Porté par la reprise et les politiques publiques, le secteur du BTP fait face à une forte demande, que la pénurie de main d’œuvre et les difficultés d’approvisionnement viennent toutefois contrarier (et faire grimper les factures). La preuve par l’exemple, avec l’entreprise vendômoise Isoscop.
« Dans le bâtiment, les carnets de commande […] sont toujours proches de leur maximum historique. En revanche, la production est toujours contrainte par des difficultés de recrutement et d’approvisionnement persistantes, qui retardent les chantiers en cours et ne permettent pas de faire face à la totalité de la demande. Les chefs d’entreprise signalent une nouvelle hausse des prix des devis ». Ces quelques lignes issues de la dernière note de conjoncture économique en région Centre-Val de Loire de la Banque de France, publiée le 14 octobre dernier, pourraient avoir été rédigées par Yann Fromager, dirigeant d’Isoscop, entreprise spécialisée dans la rénovation énergétique, tant elles reflètent sa situation.
La main d’œuvre manque alors que la demande explose
Créée en 2015 à Vendôme, l’entreprise compte déjà plus d’une quinzaine de collaborateurs, mais, comme les autres, peine à recruter. « La pénurie de main d’œuvre n’est pas nouvelle, mais devient préoccupante. Nous recherchons désespérément un charpentier-couvreur, ou juste un couvreur au pire, sans succès », prend exemple le dirigeant, dont le carnet de commandes ne désemplit pas, après une année 2020 « compliquée ».
L’activité est soutenue par les politiques publiques, qui multiplient les dispositifs d’aides à la rénovation énergétique dans le cadre de la lutte contre le réchauffement climatique. On pense évidemment à l’opération « isolation à 1 € », désormais close, qui a beaucoup attiré l’attention. Pas toujours pour de bonnes raisons d’ailleurs : harcèlement commercial, prestations médiocres, voire même dangereuses, ont été régulièrement décriées. À tort en ce qui concerne Isoscop : « Nous n’avons pas investi ce segment du marché, volontairement. Nous sommes attachés à délivrer des prestations de qualité, notamment en privilégiant une approche écologique visant tant la nature des matériaux utilisés (laine de chanvre, liège…) que leur mise en œuvre ou l’approvisionnement. Tout ceci a un coût », explique le dirigeant, qui relève néanmoins qu’il « existe toujours des aides à la rénovation pour tous les foyers, certes à des degrés divers ».

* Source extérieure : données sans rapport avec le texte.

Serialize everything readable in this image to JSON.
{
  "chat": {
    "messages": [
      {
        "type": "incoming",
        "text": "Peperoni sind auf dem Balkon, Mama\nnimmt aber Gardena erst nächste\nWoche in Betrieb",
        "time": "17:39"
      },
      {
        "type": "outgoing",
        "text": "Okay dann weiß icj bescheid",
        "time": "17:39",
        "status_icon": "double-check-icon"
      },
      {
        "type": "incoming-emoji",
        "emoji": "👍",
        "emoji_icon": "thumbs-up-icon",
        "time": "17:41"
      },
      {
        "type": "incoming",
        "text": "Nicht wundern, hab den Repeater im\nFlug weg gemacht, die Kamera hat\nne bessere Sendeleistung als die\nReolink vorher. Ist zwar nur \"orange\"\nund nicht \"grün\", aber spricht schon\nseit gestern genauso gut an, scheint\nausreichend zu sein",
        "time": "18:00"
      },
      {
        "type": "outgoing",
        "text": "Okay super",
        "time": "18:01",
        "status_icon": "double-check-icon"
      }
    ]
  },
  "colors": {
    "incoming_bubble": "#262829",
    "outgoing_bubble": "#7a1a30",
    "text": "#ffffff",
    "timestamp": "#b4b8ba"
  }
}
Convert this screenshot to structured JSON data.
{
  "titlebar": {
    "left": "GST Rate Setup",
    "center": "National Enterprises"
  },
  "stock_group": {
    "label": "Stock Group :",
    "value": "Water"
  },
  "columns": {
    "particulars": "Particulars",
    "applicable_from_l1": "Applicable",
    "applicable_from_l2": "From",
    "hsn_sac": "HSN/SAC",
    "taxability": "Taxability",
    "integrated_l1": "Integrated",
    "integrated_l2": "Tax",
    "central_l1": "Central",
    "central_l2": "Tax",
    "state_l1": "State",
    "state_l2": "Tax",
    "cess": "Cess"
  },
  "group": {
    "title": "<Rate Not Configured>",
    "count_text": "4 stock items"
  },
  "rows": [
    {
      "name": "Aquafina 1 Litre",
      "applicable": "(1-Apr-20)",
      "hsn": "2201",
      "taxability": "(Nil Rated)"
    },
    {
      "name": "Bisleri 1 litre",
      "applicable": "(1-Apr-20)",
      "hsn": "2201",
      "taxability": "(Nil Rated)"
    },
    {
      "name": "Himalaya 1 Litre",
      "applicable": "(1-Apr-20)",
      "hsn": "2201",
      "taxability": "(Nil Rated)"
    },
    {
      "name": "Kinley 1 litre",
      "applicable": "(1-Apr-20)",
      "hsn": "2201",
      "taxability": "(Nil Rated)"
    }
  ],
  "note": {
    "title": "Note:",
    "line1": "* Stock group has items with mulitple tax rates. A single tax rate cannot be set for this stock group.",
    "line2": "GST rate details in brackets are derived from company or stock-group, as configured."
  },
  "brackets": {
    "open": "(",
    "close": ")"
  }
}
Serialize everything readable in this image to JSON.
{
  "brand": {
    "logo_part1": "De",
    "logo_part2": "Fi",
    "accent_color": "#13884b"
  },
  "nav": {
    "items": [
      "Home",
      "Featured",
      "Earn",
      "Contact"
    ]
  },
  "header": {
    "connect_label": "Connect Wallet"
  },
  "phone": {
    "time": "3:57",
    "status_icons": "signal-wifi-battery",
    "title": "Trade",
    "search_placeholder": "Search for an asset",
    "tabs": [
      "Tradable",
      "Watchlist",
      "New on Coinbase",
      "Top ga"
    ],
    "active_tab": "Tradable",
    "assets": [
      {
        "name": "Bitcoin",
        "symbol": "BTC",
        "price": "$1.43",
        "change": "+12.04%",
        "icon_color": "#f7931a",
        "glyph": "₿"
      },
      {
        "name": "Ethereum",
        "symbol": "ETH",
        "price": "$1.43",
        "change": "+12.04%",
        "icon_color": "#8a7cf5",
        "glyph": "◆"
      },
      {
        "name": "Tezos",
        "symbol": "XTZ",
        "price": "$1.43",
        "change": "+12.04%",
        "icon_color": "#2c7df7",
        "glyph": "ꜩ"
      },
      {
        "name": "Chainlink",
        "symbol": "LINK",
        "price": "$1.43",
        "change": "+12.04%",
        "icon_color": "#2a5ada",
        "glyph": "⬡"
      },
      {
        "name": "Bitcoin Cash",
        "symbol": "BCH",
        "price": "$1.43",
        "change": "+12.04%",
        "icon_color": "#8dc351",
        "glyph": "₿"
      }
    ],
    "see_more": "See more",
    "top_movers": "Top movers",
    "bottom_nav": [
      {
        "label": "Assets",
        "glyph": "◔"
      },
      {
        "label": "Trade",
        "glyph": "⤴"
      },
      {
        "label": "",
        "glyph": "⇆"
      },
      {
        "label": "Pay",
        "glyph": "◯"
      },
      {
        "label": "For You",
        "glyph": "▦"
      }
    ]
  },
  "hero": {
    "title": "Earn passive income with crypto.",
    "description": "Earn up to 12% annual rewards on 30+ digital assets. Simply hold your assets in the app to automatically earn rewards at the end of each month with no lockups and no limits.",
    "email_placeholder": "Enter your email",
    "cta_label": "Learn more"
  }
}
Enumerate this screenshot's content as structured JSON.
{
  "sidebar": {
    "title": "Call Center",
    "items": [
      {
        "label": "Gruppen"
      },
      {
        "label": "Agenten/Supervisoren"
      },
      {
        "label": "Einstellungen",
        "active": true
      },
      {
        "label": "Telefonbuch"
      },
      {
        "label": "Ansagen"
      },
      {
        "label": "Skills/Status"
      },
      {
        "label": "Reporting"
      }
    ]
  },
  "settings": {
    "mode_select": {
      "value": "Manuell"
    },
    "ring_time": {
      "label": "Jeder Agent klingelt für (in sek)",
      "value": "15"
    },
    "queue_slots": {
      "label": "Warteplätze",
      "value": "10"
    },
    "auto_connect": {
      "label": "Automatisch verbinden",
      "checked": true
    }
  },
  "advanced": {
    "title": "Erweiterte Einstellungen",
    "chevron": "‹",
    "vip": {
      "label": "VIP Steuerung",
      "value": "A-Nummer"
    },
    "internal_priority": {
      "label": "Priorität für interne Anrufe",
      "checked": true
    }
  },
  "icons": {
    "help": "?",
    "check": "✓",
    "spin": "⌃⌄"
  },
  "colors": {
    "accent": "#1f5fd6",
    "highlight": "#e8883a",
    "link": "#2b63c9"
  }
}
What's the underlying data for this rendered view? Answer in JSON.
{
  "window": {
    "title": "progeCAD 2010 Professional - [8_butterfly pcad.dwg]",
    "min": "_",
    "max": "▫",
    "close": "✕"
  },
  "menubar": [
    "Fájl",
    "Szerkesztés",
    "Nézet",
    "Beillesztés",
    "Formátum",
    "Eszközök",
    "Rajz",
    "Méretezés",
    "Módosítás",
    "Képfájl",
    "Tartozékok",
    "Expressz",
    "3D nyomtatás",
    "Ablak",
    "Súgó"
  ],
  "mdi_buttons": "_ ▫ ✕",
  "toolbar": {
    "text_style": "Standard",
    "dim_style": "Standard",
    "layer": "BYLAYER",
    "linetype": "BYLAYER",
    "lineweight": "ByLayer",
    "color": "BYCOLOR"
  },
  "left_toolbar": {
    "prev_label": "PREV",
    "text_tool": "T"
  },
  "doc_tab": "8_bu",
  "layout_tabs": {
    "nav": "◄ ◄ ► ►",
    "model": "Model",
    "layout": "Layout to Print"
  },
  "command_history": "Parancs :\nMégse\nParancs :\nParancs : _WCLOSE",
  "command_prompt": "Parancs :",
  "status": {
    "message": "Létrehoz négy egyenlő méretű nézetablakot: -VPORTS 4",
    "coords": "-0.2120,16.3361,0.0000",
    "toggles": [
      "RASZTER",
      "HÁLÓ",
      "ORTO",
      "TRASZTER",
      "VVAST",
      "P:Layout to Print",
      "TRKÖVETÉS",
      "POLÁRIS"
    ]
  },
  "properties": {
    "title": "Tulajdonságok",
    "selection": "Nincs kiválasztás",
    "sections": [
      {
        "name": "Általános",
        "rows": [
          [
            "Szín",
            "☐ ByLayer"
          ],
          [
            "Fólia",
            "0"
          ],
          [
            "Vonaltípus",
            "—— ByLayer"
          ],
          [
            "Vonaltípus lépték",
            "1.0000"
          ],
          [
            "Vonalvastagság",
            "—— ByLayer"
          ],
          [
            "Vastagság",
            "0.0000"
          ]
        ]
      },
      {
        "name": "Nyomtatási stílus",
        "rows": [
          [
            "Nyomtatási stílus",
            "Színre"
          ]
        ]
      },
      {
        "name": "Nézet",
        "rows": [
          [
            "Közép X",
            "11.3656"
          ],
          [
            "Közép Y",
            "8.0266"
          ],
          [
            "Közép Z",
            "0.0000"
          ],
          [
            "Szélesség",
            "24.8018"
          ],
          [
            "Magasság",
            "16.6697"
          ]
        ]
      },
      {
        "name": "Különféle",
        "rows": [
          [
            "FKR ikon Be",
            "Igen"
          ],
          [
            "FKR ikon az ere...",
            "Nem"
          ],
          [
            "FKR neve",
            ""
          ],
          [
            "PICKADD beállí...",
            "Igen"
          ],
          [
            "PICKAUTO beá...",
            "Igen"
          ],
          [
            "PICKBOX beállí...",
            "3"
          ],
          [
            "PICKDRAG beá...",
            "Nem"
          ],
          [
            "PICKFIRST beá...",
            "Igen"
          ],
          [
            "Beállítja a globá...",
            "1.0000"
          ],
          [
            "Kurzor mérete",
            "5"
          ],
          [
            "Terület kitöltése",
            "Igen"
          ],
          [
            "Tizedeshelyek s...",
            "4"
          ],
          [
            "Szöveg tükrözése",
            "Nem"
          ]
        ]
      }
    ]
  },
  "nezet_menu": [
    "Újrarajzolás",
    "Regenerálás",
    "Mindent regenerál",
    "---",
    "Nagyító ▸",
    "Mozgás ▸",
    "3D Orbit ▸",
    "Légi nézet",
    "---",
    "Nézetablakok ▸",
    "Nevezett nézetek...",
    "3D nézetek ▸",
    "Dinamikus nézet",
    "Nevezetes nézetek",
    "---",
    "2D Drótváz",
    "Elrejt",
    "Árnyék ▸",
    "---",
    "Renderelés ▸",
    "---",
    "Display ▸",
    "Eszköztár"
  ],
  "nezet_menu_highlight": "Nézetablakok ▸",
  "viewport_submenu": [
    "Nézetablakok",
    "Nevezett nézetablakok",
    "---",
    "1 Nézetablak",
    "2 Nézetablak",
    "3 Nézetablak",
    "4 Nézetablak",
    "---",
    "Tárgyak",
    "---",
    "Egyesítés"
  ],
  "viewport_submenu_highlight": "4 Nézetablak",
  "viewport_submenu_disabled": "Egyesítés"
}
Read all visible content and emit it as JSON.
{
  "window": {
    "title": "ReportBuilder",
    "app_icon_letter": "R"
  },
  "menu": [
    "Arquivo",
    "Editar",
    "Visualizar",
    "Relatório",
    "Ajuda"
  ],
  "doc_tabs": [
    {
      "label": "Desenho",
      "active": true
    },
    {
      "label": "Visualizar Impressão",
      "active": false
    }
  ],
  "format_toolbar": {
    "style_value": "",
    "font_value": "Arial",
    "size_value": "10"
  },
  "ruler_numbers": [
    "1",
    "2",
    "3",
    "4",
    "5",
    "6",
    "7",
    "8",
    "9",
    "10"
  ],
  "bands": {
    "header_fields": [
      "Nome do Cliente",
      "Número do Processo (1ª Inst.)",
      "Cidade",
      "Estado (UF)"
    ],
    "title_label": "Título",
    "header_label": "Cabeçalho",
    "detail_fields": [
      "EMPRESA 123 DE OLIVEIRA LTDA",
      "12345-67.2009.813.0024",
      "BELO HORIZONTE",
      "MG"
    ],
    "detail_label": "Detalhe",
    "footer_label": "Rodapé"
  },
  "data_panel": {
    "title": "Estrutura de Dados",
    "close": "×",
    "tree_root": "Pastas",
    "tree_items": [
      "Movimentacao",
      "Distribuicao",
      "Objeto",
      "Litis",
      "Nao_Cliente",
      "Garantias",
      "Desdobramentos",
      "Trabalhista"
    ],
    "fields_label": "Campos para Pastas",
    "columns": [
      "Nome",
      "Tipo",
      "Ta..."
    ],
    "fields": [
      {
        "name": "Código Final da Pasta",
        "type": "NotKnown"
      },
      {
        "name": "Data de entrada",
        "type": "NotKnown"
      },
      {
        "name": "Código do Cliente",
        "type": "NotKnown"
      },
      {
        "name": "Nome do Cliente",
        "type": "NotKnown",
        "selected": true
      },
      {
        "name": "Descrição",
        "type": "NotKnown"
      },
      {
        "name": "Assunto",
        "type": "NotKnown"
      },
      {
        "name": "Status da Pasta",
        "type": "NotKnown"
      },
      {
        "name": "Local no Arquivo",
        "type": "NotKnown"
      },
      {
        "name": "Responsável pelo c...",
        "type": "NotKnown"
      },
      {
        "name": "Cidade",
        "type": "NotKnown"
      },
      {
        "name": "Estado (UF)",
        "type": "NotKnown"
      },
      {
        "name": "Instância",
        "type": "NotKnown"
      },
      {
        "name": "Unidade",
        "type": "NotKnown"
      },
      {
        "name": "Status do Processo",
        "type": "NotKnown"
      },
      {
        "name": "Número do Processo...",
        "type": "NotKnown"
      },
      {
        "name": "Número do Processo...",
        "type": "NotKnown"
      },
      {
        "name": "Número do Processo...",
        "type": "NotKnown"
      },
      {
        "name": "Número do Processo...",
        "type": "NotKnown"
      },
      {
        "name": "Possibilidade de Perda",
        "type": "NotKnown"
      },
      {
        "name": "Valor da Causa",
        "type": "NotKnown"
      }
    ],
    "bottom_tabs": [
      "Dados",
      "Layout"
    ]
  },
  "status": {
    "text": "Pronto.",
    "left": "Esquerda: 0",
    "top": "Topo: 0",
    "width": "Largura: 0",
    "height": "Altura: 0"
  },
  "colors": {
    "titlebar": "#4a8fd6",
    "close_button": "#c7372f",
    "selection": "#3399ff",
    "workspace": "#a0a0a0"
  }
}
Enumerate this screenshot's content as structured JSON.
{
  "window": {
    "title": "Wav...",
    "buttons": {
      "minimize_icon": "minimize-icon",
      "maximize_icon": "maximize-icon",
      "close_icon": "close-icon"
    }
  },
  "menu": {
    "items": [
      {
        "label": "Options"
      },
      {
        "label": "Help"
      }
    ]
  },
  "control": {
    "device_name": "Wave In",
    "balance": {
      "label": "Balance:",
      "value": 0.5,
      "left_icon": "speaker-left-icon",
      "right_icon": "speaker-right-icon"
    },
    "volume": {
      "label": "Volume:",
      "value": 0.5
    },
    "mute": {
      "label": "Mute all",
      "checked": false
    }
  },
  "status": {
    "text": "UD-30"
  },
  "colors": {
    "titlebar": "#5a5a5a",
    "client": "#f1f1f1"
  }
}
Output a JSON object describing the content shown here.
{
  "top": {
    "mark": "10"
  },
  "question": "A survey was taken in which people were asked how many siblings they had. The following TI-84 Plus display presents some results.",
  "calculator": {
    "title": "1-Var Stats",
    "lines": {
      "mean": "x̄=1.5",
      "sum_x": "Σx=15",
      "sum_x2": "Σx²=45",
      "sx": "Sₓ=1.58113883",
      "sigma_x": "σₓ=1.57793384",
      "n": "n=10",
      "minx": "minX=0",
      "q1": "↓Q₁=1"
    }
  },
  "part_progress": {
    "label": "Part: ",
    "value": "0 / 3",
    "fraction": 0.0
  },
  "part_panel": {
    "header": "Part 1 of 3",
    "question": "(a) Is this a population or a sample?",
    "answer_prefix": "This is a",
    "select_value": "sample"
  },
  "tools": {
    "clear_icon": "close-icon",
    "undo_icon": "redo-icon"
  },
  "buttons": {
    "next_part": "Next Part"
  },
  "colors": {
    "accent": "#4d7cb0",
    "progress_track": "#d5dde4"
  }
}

Cette jeune entreprise est également portée par une politique de communication résolument dynamique. Le pingouin qui la symbolise délaisse régulièrement la banquise pour prendre pied dans les colonnes de la presse locale, les salles de cinéma et autres opérations de sponsoring. Une pratique qui détonne… et qui ne va pas sans susciter quelques grincements de dents. « Pas plus qu’un autre, le secteur du BTP ne peut pas vivre en marge de la société. Il doit vivre avec son temps. Le savoir-faire ne suffit pas, il faut le faire-savoir. C’est aussi là que se joue l’attractivité du secteur auprès des jeunes », défend – plus qu’il ne se défend – Yann Fromager, toujours à l’offensive. L’entreprise vient ainsi de prendre place, en pleine crise sanitaire, dans des locaux flambant neufs.
Difficultés d’approvisionnement et hausse des prix
Pour l’heure, son essor souffre peu des problèmes d’approvisionnement qui frappent parfois lourdement certains de ses confrères, « obligés de rester chez eux, faute des matériaux nécessaires. Nous avons énormément anticipé, en reconstituant nos stocks avant la reprise afin d’éviter pénurie et envolée des prix » (mais sans doute en y contribuant…), explique Yann Fromager. « L’entreprise a pu bénéficier du précieux concours de la coopérative COBAT 41, dont elle est adhérente », précise-t-il. Ce grossiste en bois et matériaux de construction a construit en 2018 une plate-forme de stockage de matériaux à Épuisay, au nord de Vendôme, sur la route liant Orléans au Mans.
Il avoue néanmoins être lui-aussi contraint de revoir ses tarifs, afin de tenir compte du renchérissement continu des fournitures – sans parler de celui de l’énergie. « Même si nous essayons de minimiser au maximum le temps s’écoulant entre la signature d’un devis et le début des prestations, il y a toujours un délai ». Or il n’escompte pas d’amélioration de la situation à court terme. « Pas avant fin 2022- 2023″estime-t-il.